Le souffle des premières rencontres s'était à peine dissipé que déjà, une nouvelle mélodie s'élevait dans l'air, tissée de murmures et de regards échangés. Lola, revenue de ses errances, retrouvait Scila dans leur refuge venteux, un lieu où le monde semblait suspendu. La jument, d'une douceur presque maternelle, la accueillait d'un hennissement doux, son flanc chaud pressé contre la jeune fille. Scila, avec son tempérament légèrement rebelle, portait en elle une attente silencieuse, un secret qui alourdissait son être de la promesse d'une nouvelle vie. Elle comprenait l'agitation de Lola, l'écho d'une présence nouvelle qui venait troubler la quiétude de leur monde.
Ce fut alors qu'il apparut, comme sorti des brumes d'un songe. Le prince Arthur. Sa beauté était celle des contes, une chevelure d'or pâle ruisselant sur ses épaules, un sourire aussi doux que le miel qui s'épanouissait sur ses lèvres. Mais c'étaient ses yeux, deux éclats de saphir taillé, qui captivaient le plus. Ils brillaient d'une lumière intérieure, une promesse voilée, une mélancolie subtile. Il s'approcha, d'abord avec une timidité hésitante, puis avec une assurance naissante, attirée par la présence de Lola.
Leur rencontre fut un silence vibrant, un échange de regards qui en disait plus long que mille mots. Lola, d'ordinaire si calme, sentait son cœur battre la chamade, une émotion nouvelle et déroutante l'envahissant. Arthur, lui, semblait fasciné, captivé par la grâce tranquille de la jeune fille, par cette étincelle de rébellion mêlée à une profonde gentillesse qui émanait d'elle. Il y avait là, palpable, une attraction mutuelle, un fil invisible qui commençait à se tisser entre eux.
Scila, observatrice attentive, ne tarda pas à percevoir la naissance de ce sentiment. Elle sentait le trouble dans le regard de Lola, la façon dont ses joues s'empourpraient à la seule vue d'Arthur. Elle percevait aussi l'admiration dans les yeux du jeune prince, la façon dont il la regardait, comme s'il découvrait un trésor caché. L'air autour d'eux vibrait d'une tension électrique, d'un amour naissant qui n'osait pas encore se déclarer.

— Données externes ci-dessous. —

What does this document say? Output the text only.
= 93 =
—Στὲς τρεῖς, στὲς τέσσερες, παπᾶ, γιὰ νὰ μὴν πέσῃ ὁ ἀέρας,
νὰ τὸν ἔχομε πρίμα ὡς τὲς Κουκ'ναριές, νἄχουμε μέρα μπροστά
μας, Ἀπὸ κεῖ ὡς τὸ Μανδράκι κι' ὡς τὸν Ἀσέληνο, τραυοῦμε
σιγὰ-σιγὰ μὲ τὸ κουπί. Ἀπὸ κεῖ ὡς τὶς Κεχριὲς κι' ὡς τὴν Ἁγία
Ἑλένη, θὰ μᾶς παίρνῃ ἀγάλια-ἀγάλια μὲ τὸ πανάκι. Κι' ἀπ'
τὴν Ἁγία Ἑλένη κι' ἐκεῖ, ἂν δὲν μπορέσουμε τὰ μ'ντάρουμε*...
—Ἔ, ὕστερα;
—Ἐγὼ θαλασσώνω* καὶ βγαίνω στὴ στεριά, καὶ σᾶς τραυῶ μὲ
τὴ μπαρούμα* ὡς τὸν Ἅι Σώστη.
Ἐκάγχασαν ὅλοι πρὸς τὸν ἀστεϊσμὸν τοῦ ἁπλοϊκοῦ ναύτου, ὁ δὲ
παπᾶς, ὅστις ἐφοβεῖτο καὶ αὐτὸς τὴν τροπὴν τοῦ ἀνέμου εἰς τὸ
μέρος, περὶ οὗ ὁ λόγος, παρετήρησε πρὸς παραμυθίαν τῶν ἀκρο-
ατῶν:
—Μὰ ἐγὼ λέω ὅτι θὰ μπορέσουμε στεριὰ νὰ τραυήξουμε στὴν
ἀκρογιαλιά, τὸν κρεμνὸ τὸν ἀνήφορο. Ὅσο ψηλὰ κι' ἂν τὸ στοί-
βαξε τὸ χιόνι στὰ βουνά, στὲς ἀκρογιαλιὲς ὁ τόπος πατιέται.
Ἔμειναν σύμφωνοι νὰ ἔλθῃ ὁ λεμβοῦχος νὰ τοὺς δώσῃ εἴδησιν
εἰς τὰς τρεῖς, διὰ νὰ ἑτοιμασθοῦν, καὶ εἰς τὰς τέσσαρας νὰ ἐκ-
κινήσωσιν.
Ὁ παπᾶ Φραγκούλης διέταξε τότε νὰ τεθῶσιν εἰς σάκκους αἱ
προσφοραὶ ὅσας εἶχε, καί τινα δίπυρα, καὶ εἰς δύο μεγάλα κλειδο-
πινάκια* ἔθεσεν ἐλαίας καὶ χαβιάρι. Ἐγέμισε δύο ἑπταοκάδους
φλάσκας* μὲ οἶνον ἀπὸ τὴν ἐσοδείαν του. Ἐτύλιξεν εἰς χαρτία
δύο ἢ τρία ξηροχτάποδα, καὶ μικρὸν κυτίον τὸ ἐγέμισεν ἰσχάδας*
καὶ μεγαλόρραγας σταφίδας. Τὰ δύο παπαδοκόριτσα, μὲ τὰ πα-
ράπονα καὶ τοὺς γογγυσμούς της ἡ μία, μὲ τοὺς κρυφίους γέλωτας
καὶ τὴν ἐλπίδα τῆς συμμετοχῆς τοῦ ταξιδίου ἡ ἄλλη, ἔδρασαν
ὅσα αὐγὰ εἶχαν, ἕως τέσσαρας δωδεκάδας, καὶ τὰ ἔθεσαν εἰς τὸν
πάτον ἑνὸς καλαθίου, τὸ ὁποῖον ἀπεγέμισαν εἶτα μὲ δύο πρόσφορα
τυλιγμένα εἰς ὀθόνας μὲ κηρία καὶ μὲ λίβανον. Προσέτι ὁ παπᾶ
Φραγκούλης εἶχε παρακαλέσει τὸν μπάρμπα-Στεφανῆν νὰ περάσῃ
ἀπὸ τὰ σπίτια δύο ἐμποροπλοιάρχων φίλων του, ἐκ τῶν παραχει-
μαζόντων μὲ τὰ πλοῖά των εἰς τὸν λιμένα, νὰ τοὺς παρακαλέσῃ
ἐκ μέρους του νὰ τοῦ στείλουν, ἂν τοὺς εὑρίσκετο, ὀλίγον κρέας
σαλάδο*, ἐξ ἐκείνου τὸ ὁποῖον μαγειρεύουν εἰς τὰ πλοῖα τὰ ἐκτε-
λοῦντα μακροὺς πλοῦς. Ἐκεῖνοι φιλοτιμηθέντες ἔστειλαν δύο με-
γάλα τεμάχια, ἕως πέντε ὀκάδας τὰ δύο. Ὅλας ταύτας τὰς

« Il faut qu'ils parlent, » murmura Scila à elle-même, son souffle chaud se mêlant au vent. Elle comprenait que leur bonheur résidait dans cette connexion, dans le courage de dépasser la timidité. Elle se mit à l'œuvre, avec la subtilité et l'intelligence qui la caractérisaient. Elle s'approchait d'Arthur, lui frottant doucement son encolure, l'invitant à la suivre vers Lola. Puis, elle se plaçait entre eux, dansant d'une manière qui semblait vouloir attirer leur attention l'une vers l'autre.
Elle tournait autour de Lola, l'encourageant de ses hennissements doux, la poussant subtilement vers le prince. Elle croisait le regard d'Arthur, lui adressant des clins d'œil discrets, comme pour lui dire : « Vas-y, elle t'attend. » Ses efforts étaient empreints d'une tendresse sincère, d'un désir profond de voir ces deux âmes s'unir. Elle était leur alliée, leur complice silencieuse dans cette danse hésitante de l'amour.
Mais les efforts de Scila, bien que sincères, se heurtaient à une timidité tenace, à une peur de l'inconnu qui paralysait les deux jeunes gens. Arthur, malgré l'attrait indéniable qu'il ressentait pour Lola, restait figé par l'incertitude. Il craignait le rejet, la moquerie. Lola, de son côté, était submergée par une vague d'émotions qu'elle ne savait pas maîtriser. Sa nature sensible la rendait vulnérable, et la peur de ne pas être à la hauteur la retenait.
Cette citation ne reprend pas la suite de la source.